Monté sur son fidèle dingo Sirius, le docteur Wallaby se fait aussi chasseur de cauchemars. Il est bien équipé! Un manuel dont il partage les pages et les conseils avec le lecteur. C'est alors que surgit le thylacine avec un rêve dont n'avait jamais entendu parler le praticien. Malgré ses recherches, il ne trouve rien. Et pour cause! Le thylacine appartient à une espèce éteinte. Il est un fantôme qui va rejoindre l'île des Ombres qui recueille les animaux disparus. Très construit, l'album s'achève sur les portraits de ces derniers, qu'on avait déjà aperçus en réduction en pages de garde.

Le Thylacine. (c) La Partie.


Les mauvais rêves. (c) La Partie.
Quelle claque visuelle que cet album qui nous fait comprendre combien les espèces animales sont menacées d'une manière particulièrement originale, à la fois dans la structure du livre et dans le graphisme d'une beauté sidérante. Entre carte à gratter pour les cauchemars, peinture à l'huile pour les panoramas et crayon pour le manuel, le tout se combinant dans une mise en page fort bien pensée. Un seul petit regret: si la liste des œuvres citées et des inspirations apparaît en fin d'ouvrage, il n'est pas fait mention des numéros de page et tout le monde n'est pas capable de reconnaître tous les tableaux.




Nous, les émotions
Tina Oziewicz
Aleksandra Zajac
traduit du polonais par Lydia Waleryszak
La Partie
72 pages
dès 4 ans

Rouge de colère, vert de rage, blanc de peur... On a l'habitude de lier émotions et couleurs. Rien de ça dans ce très bel album bien plus original et pertinent où se succèdent trente-et-une créatures représentant chacune une émotion. Elles composent une magnifique galerie de personnages, toute en rondeur, dans des gris bleutés parfois rehaussés de rose, l'un doté de bizarres oreilles, l'autre de tentacules, chevelus ou non. Tout en douceur même pour des sentiments violents. L'atout de cet album est que les trente-et-une saynètes présentent les émotions dans des mises en scène assorties de textes brefs, sans aucun jugement de valeur.

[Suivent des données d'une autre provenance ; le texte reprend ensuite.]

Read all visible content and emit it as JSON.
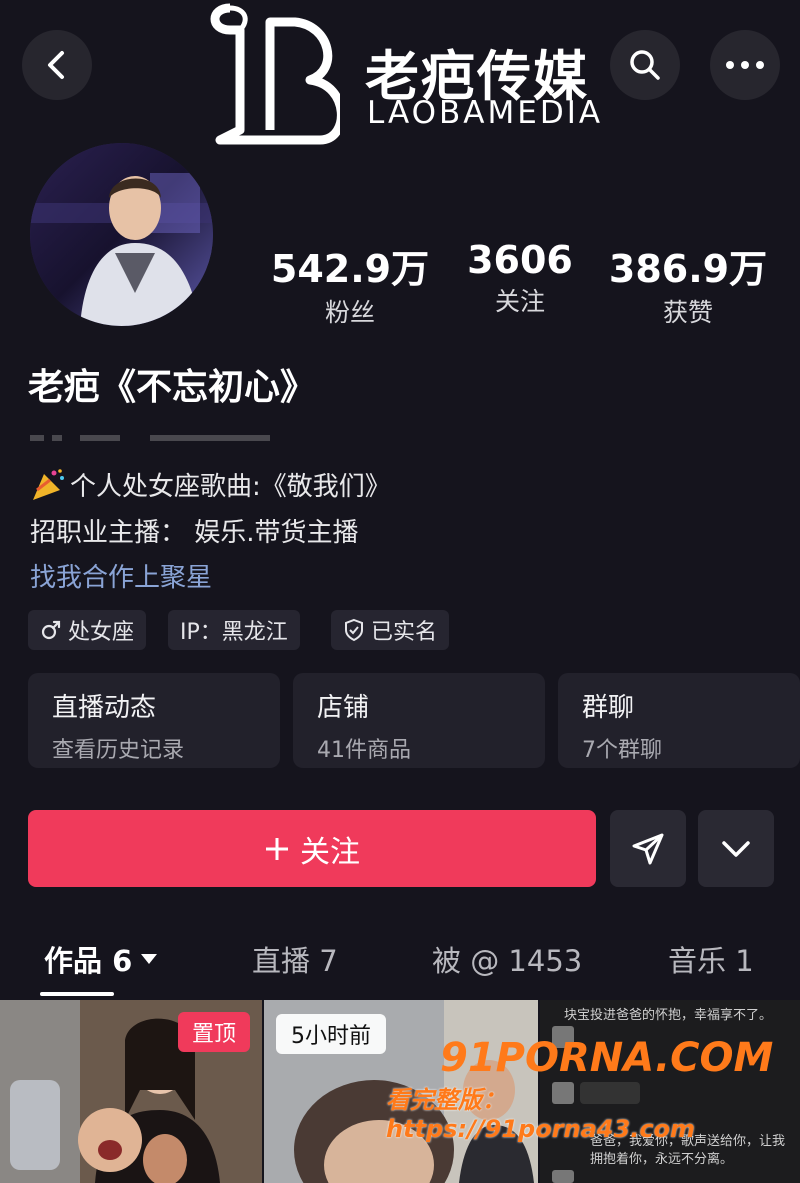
{
  "header": {
    "back_icon": "chevron-left-icon",
    "search_icon": "search-icon",
    "more_icon": "more-horizontal-icon",
    "logo_cn": "老疤传媒",
    "logo_en": "LAOBAMEDIA"
  },
  "profile": {
    "name": "老疤《不忘初心》",
    "stats": [
      {
        "value": "542.9万",
        "label": "粉丝"
      },
      {
        "value": "3606",
        "label": "关注"
      },
      {
        "value": "386.9万",
        "label": "获赞"
      }
    ],
    "bio_line1": "个人处女座歌曲:《敬我们》",
    "bio_line2": "招职业主播： 娱乐.带货主播",
    "bio_link": "找我合作上聚星",
    "tags": [
      {
        "icon": "male-icon",
        "label": "处女座"
      },
      {
        "icon": "",
        "label": "IP：黑龙江"
      },
      {
        "icon": "shield-check-icon",
        "label": "已实名"
      }
    ]
  },
  "cards": [
    {
      "title": "直播动态",
      "sub": "查看历史记录"
    },
    {
      "title": "店铺",
      "sub": "41件商品"
    },
    {
      "title": "群聊",
      "sub": "7个群聊"
    }
  ],
  "actions": {
    "follow_label": "关注",
    "plus_icon": "plus-icon",
    "share_icon": "send-icon",
    "expand_icon": "chevron-down-icon"
  },
  "tabs": [
    {
      "label": "作品 6"
    },
    {
      "label": "直播 7"
    },
    {
      "label": "被 @ 1453"
    },
    {
      "label": "音乐 1"
    }
  ],
  "videos": {
    "pinned_badge": "置顶",
    "time_badge": "5小时前",
    "chat_top": "块宝投进爸爸的怀抱，幸福享不了。",
    "chat_bottom1": "爸爸，我爱你，歌声送给你，让我",
    "chat_bottom2": "拥抱着你，永远不分离。"
  },
  "watermark": {
    "site": "91PORNA.COM",
    "url": "看完整版：https://91porna43.com"
  },
  "colors": {
    "background": "#15141d",
    "accent": "#f03a5b",
    "link": "#8aa4d6"
  }
}
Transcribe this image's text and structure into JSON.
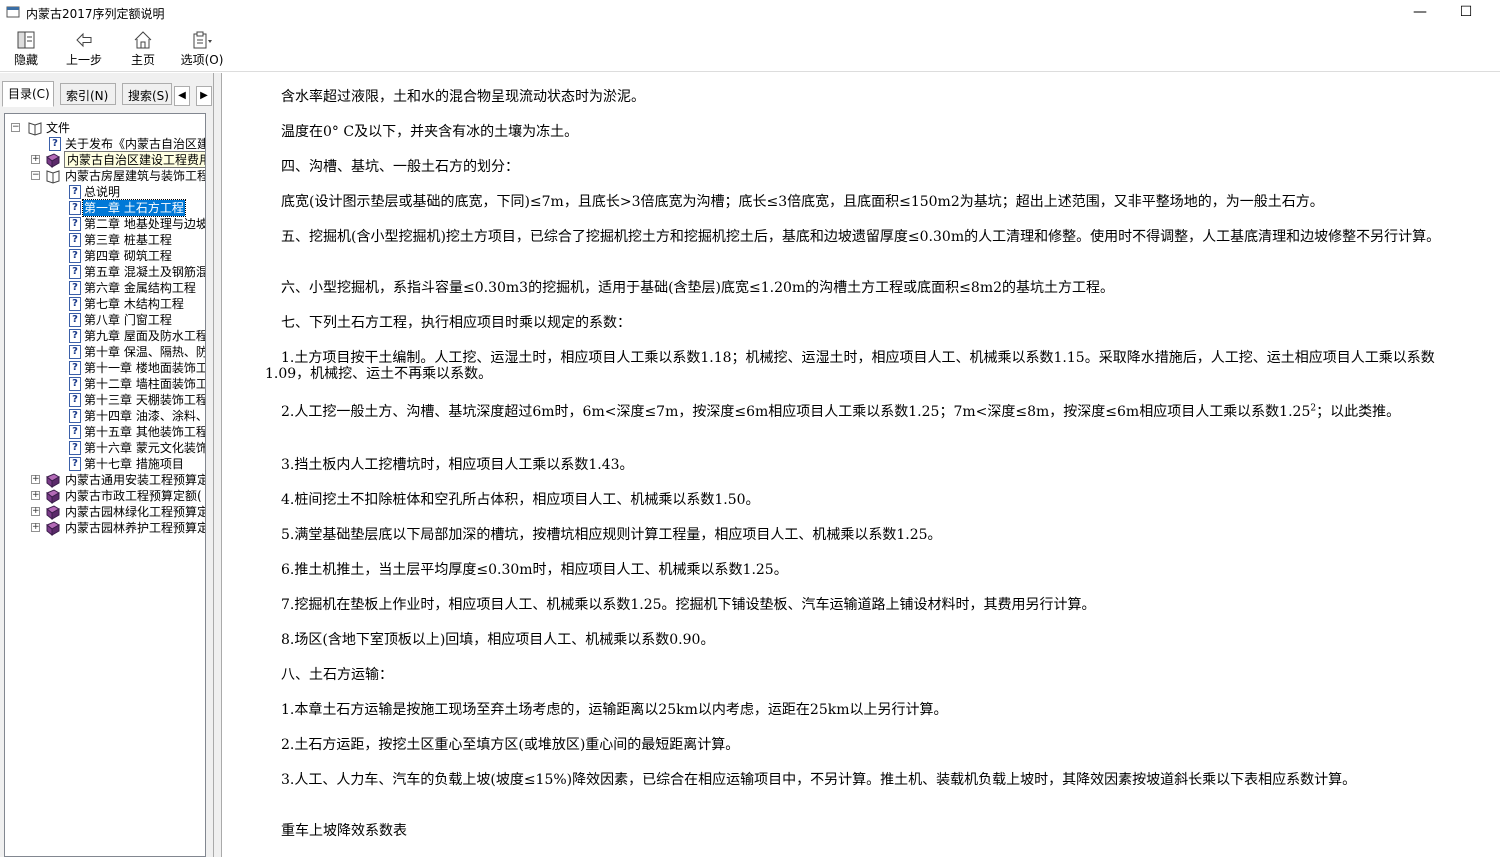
{
  "window": {
    "title": "内蒙古2017序列定额说明",
    "minimize": "—",
    "maximize": "☐"
  },
  "toolbar": {
    "hide": "隐藏",
    "back": "上一步",
    "home": "主页",
    "options": "选项(O)"
  },
  "tabs": {
    "toc": "目录(C)",
    "index": "索引(N)",
    "search": "搜索(S)"
  },
  "tree": {
    "root": "文件",
    "items": [
      "关于发布《内蒙古自治区建",
      "内蒙古自治区建设工程费用定额",
      "内蒙古房屋建筑与装饰工程",
      "总说明",
      "第一章 土石方工程",
      "第二章 地基处理与边坡",
      "第三章 桩基工程",
      "第四章 砌筑工程",
      "第五章 混凝土及钢筋混",
      "第六章 金属结构工程",
      "第七章 木结构工程",
      "第八章 门窗工程",
      "第九章 屋面及防水工程",
      "第十章 保温、隔热、防",
      "第十一章 楼地面装饰工",
      "第十二章 墙柱面装饰工",
      "第十三章 天棚装饰工程",
      "第十四章 油漆、涂料、",
      "第十五章 其他装饰工程",
      "第十六章 蒙元文化装饰",
      "第十七章 措施项目",
      "内蒙古通用安装工程预算定",
      "内蒙古市政工程预算定额(",
      "内蒙古园林绿化工程预算定",
      "内蒙古园林养护工程预算定"
    ]
  },
  "content": {
    "p1": "含水率超过液限，土和水的混合物呈现流动状态时为淤泥。",
    "p2": "温度在0° C及以下，并夹含有冰的土壤为冻土。",
    "p3": "四、沟槽、基坑、一般土石方的划分：",
    "p4": "底宽(设计图示垫层或基础的底宽，下同)≤7m，且底长>3倍底宽为沟槽；底长≤3倍底宽，且底面积≤150m2为基坑；超出上述范围，又非平整场地的，为一般土石方。",
    "p5": "五、挖掘机(含小型挖掘机)挖土方项目，已综合了挖掘机挖土方和挖掘机挖土后，基底和边坡遗留厚度≤0.30m的人工清理和修整。使用时不得调整，人工基底清理和边坡修整不另行计算。",
    "p6": "六、小型挖掘机，系指斗容量≤0.30m3的挖掘机，适用于基础(含垫层)底宽≤1.20m的沟槽土方工程或底面积≤8m2的基坑土方工程。",
    "p7": "七、下列土石方工程，执行相应项目时乘以规定的系数：",
    "p8": "1.土方项目按干土编制。人工挖、运湿土时，相应项目人工乘以系数1.18；机械挖、运湿土时，相应项目人工、机械乘以系数1.15。采取降水措施后，人工挖、运土相应项目人工乘以系数1.09，机械挖、运土不再乘以系数。",
    "p9a": "2.人工挖一般土方、沟槽、基坑深度超过6m时，6m<深度≤7m，按深度≤6m相应项目人工乘以系数1.25；7m<深度≤8m，按深度≤6m相应项目人工乘以系数1.25",
    "p9sup": "2",
    "p9b": "；以此类推。",
    "p10": "3.挡土板内人工挖槽坑时，相应项目人工乘以系数1.43。",
    "p11": "4.桩间挖土不扣除桩体和空孔所占体积，相应项目人工、机械乘以系数1.50。",
    "p12": "5.满堂基础垫层底以下局部加深的槽坑，按槽坑相应规则计算工程量，相应项目人工、机械乘以系数1.25。",
    "p13": "6.推土机推土，当土层平均厚度≤0.30m时，相应项目人工、机械乘以系数1.25。",
    "p14": "7.挖掘机在垫板上作业时，相应项目人工、机械乘以系数1.25。挖掘机下铺设垫板、汽车运输道路上铺设材料时，其费用另行计算。",
    "p15": "8.场区(含地下室顶板以上)回填，相应项目人工、机械乘以系数0.90。",
    "p16": "八、土石方运输：",
    "p17": "1.本章土石方运输是按施工现场至弃土场考虑的，运输距离以25km以内考虑，运距在25km以上另行计算。",
    "p18": "2.土石方运距，按挖土区重心至填方区(或堆放区)重心间的最短距离计算。",
    "p19": "3.人工、人力车、汽车的负载上坡(坡度≤15%)降效因素，已综合在相应运输项目中，不另计算。推土机、装载机负载上坡时，其降效因素按坡道斜长乘以下表相应系数计算。",
    "p20": "重车上坡降效系数表"
  }
}
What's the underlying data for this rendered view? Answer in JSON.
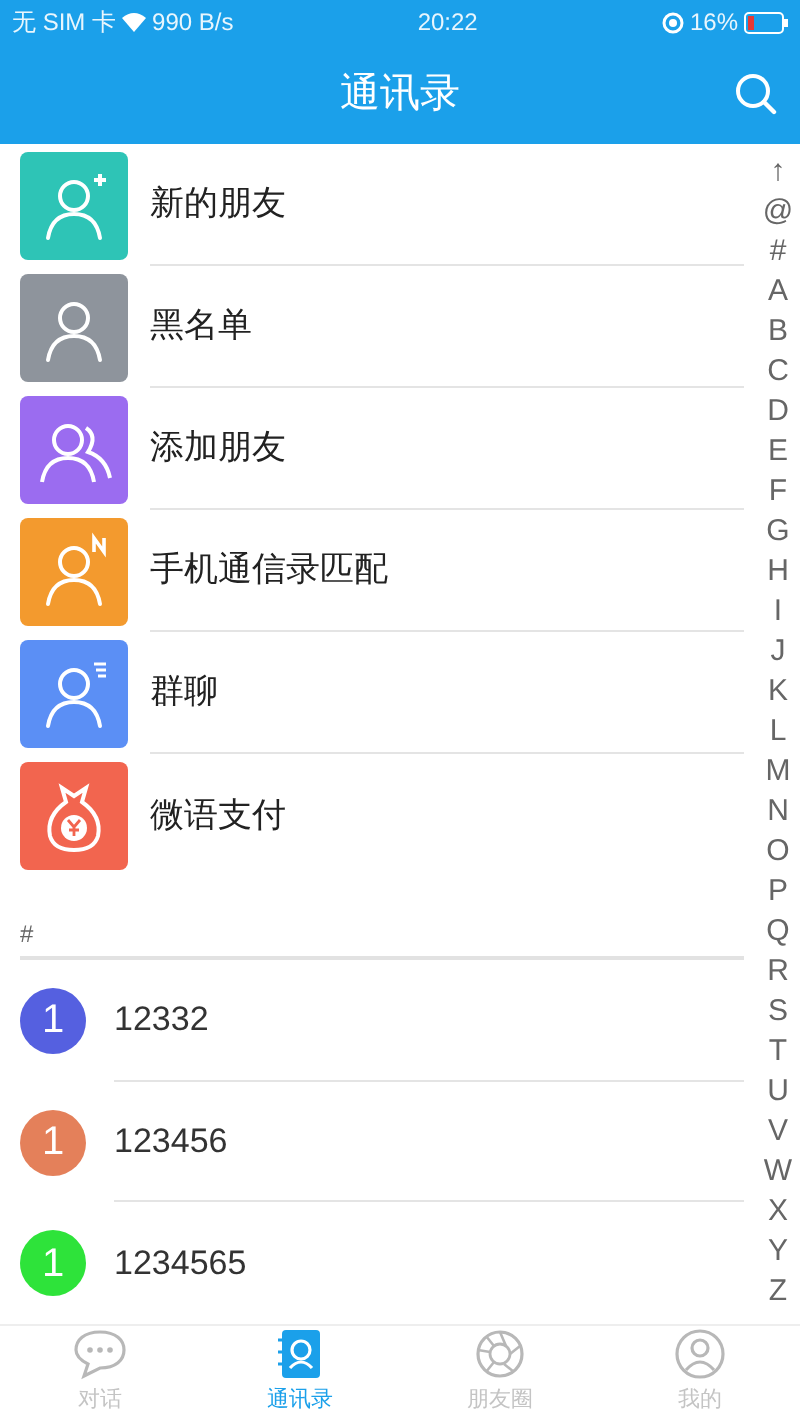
{
  "status_bar": {
    "carrier": "无 SIM 卡",
    "speed": "990 B/s",
    "time": "20:22",
    "battery": "16%"
  },
  "header": {
    "title": "通讯录"
  },
  "menu": [
    {
      "label": "新的朋友",
      "kind": "new-friend",
      "color": "#2ec4b6"
    },
    {
      "label": "黑名单",
      "kind": "blacklist",
      "color": "#8e949c"
    },
    {
      "label": "添加朋友",
      "kind": "add-friend",
      "color": "#9b6cf0"
    },
    {
      "label": "手机通信录匹配",
      "kind": "phone-match",
      "color": "#f39a2e"
    },
    {
      "label": "群聊",
      "kind": "group-chat",
      "color": "#5b8ff5"
    },
    {
      "label": "微语支付",
      "kind": "payment",
      "color": "#f2654f"
    }
  ],
  "section": "#",
  "contacts": [
    {
      "initial": "1",
      "name": "12332",
      "color": "#5560e0"
    },
    {
      "initial": "1",
      "name": "123456",
      "color": "#e4805a"
    },
    {
      "initial": "1",
      "name": "1234565",
      "color": "#2ee33a"
    }
  ],
  "index": [
    "↑",
    "@",
    "#",
    "A",
    "B",
    "C",
    "D",
    "E",
    "F",
    "G",
    "H",
    "I",
    "J",
    "K",
    "L",
    "M",
    "N",
    "O",
    "P",
    "Q",
    "R",
    "S",
    "T",
    "U",
    "V",
    "W",
    "X",
    "Y",
    "Z"
  ],
  "tabs": [
    {
      "label": "对话",
      "kind": "chat",
      "selected": false
    },
    {
      "label": "通讯录",
      "kind": "contacts",
      "selected": true
    },
    {
      "label": "朋友圈",
      "kind": "moments",
      "selected": false
    },
    {
      "label": "我的",
      "kind": "me",
      "selected": false
    }
  ]
}
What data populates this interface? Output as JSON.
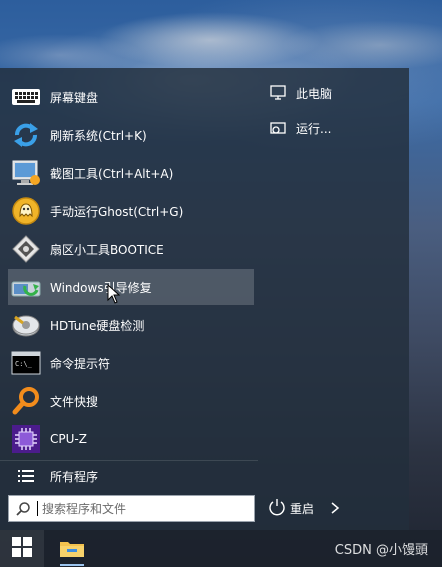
{
  "start_menu": {
    "items": [
      {
        "label": "屏幕键盘",
        "icon": "keyboard-icon"
      },
      {
        "label": "刷新系统(Ctrl+K)",
        "icon": "refresh-icon"
      },
      {
        "label": "截图工具(Ctrl+Alt+A)",
        "icon": "screenshot-icon"
      },
      {
        "label": "手动运行Ghost(Ctrl+G)",
        "icon": "ghost-icon"
      },
      {
        "label": "扇区小工具BOOTICE",
        "icon": "bootice-icon"
      },
      {
        "label": "Windows引导修复",
        "icon": "boot-repair-icon"
      },
      {
        "label": "HDTune硬盘检测",
        "icon": "hdtune-icon"
      },
      {
        "label": "命令提示符",
        "icon": "cmd-icon"
      },
      {
        "label": "文件快搜",
        "icon": "file-search-icon"
      },
      {
        "label": "CPU-Z",
        "icon": "cpuz-icon"
      }
    ],
    "all_programs_label": "所有程序",
    "search_placeholder": "搜索程序和文件",
    "right": {
      "this_pc": "此电脑",
      "run": "运行..."
    },
    "power": {
      "label": "重启"
    }
  },
  "watermark": "CSDN @小馒頭",
  "colors": {
    "menu_bg": "#222e3c",
    "highlight": "rgba(255,255,255,0.18)",
    "taskbar": "#1c222c"
  }
}
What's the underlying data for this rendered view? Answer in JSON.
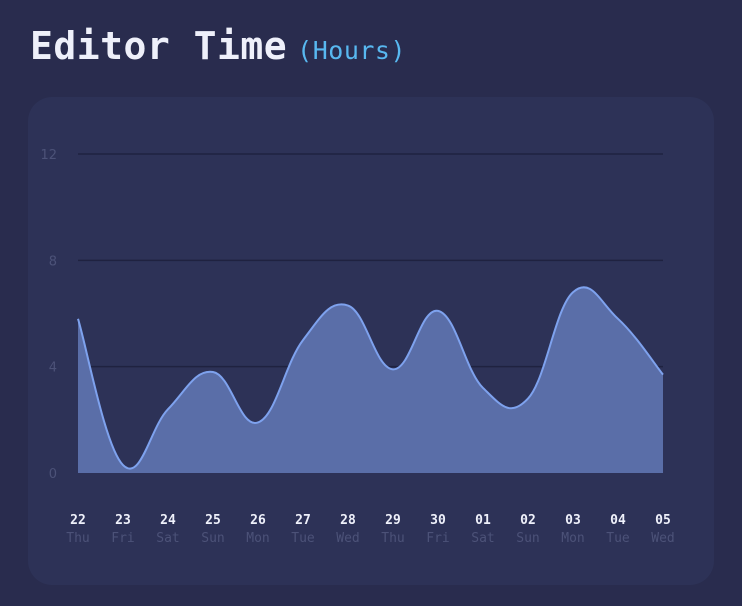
{
  "header": {
    "title": "Editor Time",
    "unit": "(Hours)"
  },
  "colors": {
    "background": "#292c4e",
    "card": "#2d3257",
    "title": "#eef0fa",
    "unit": "#58b8f0",
    "line": "#7ea2ee",
    "fill": "#5a6ea8",
    "grid": "#1f2240",
    "tick": "#4c5278"
  },
  "chart_data": {
    "type": "area",
    "title": "Editor Time (Hours)",
    "xlabel": "",
    "ylabel": "Hours",
    "ylim": [
      0,
      12
    ],
    "yticks": [
      0,
      4,
      8,
      12
    ],
    "grid": true,
    "curve": "smooth",
    "categories": [
      {
        "day": "22",
        "weekday": "Thu"
      },
      {
        "day": "23",
        "weekday": "Fri"
      },
      {
        "day": "24",
        "weekday": "Sat"
      },
      {
        "day": "25",
        "weekday": "Sun"
      },
      {
        "day": "26",
        "weekday": "Mon"
      },
      {
        "day": "27",
        "weekday": "Tue"
      },
      {
        "day": "28",
        "weekday": "Wed"
      },
      {
        "day": "29",
        "weekday": "Thu"
      },
      {
        "day": "30",
        "weekday": "Fri"
      },
      {
        "day": "01",
        "weekday": "Sat"
      },
      {
        "day": "02",
        "weekday": "Sun"
      },
      {
        "day": "03",
        "weekday": "Mon"
      },
      {
        "day": "04",
        "weekday": "Tue"
      },
      {
        "day": "05",
        "weekday": "Wed"
      }
    ],
    "series": [
      {
        "name": "Editor Time",
        "values": [
          5.8,
          0.3,
          2.4,
          3.8,
          1.9,
          5.0,
          6.3,
          3.9,
          6.1,
          3.2,
          2.8,
          6.8,
          5.8,
          3.7
        ]
      }
    ]
  }
}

"Nous, les émotions". (c) La Partie.

"Nous, les émotions". (c) La Partie.

"Nous, les émotions". (c) La Partie.

Les idées des images sont à la fois simples et éloquentes: la curiosité perchée tout en haut d'une cheminée (atteinte par un bricolage d'échelles), la joie bondissant sur un trampoline, la crainte toute menue et cachée, la jalousie destructrice, la honte terrée... Comment n'y avait-on pas pensé plus tôt? On est immédiatement charmé et séduit par la finesse des mots et des images de cet album, le premier de l'illustratrice. On sourit, on se projette, on réfléchit, on est ému et on tourne les pages pour en découvrir toujours plus tant il est réussi sur le fond comme sur la forme.




Chats méchants
Delphine Chedru
La Partie
40 pages
dès 5 ans 

Images numériques pour une farce d'arroseur arrosé sur les préjugés. En l'occurrence, quatre chats qui ne sont ni doux ni gentils mais atrocement méchants et une souris qui n'est pas le menu et mignon animal escompté mais un monstre. Encore pire que les chats qu'elle déteste de surcroît. Les rôles vont s'inverser, et bien sûr, se réinverser car un chat méchant reste un chat méchant. Un album un peu lourd malgré son intention joyeuse.




La perle
Anne-Margot Ramstein
Matthias Arégui
La Partie
56 pages
dès 4 ans

Magnifique livre que celui-ci, dessiné à quatre mains, en boucle et muet, ce qui accentue l'impression d'images en hauteur. Bordées de blanc, en aplats,  agréablement fort colorées, elles se posent sur les doubles pages selon un rythme défini, plan rapproché en page de gauche, plan large en page de droite. Avec la contrainte que la perle soit toujours au centre de la page de gauche et de la même taille, expliquait Anne-Margot Ramstein au Salon de Montreuil. La perle du titre est celle dont on suit le voyage à travers le monde et le temps, le temps d'une vie humaine. La dernière illustration fermera avec douceur et éloquence la boucle entamée en couverture.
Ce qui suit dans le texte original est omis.